Hartland, Wisconsin, would be an example of American suburbia. Everywhere I look, I see young kids riding their bikes, longboards, or scooters on the sidewalks. I see families walking their dogs in the neighborhoods. And I see groups families standing together, chatting after dinner. It makes me happy to see all of the families in the neighborhoods getting together, it shows that the neighborhoods really are safe places for families.
As a kid, my neighborhood was filled with people. In the summer, older kids in my neighborhood helped my brother and I have lemonade stands. They helped make the lemonade, and then we would load up our mini battery powered John Deere tractor and drive to the end of the road.
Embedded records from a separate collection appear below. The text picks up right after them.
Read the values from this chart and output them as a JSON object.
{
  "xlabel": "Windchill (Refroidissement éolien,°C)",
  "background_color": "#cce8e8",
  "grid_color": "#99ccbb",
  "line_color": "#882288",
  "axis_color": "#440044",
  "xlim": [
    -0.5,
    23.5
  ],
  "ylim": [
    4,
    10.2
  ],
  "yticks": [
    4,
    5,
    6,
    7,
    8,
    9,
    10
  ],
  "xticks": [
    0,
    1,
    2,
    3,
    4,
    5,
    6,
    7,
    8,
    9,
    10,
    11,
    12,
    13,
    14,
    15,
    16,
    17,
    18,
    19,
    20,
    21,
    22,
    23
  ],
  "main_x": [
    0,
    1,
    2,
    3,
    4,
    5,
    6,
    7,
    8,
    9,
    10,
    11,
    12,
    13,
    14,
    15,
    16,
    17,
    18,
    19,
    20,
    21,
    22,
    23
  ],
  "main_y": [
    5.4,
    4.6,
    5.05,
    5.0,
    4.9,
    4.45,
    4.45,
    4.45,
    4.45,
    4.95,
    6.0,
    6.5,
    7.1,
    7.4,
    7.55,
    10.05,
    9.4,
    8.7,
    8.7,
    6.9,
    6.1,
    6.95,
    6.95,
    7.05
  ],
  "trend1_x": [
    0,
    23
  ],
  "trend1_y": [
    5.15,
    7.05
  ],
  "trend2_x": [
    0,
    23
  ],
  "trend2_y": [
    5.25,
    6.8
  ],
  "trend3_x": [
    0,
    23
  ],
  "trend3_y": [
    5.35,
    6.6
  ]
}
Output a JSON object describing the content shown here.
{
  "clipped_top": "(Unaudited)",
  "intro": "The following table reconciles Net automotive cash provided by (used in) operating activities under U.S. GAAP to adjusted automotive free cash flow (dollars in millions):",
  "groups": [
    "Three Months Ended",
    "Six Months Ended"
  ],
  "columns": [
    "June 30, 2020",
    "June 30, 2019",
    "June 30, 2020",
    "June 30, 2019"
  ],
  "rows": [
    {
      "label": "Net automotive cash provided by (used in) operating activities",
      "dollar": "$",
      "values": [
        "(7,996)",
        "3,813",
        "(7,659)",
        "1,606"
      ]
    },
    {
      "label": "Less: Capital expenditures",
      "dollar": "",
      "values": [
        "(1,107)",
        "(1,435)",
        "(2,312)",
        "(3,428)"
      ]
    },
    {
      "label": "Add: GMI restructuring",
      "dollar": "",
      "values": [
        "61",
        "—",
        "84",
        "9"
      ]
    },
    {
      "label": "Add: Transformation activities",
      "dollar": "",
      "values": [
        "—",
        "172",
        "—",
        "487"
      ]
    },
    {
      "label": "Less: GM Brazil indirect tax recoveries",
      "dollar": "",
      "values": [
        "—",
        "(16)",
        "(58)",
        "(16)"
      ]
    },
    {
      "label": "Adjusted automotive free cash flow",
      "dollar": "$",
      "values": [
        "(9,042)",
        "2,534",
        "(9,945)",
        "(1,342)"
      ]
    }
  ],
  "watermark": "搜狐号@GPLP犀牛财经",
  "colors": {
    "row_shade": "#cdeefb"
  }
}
We would all set up our table, get our box ready for the money, and wait. All of the neighborhood kids and I would sit at our table and wait for all of our parents to drive by.
In the summer, every family in my neighborhood would eat dinner around the same time and when I was done I would go outside until enough people came outside to play. Over the course of the summer we played every night game imaginable. The kids in my neighborhood would stay out until our parents called us in around 10 o’clock, which I thought was very late. But since my parents trusted the neighborhood I could stay out like everyone else. Which I think is very unique to America.
Everything from riding bikes, to lemonade stands, to staying out late makes me proud to say I live in America and that I have the freedom to roam my neighborhood. There are many countries in where families don't feel safe enough to have their children roam the streets alone. It is a privilege to live in America.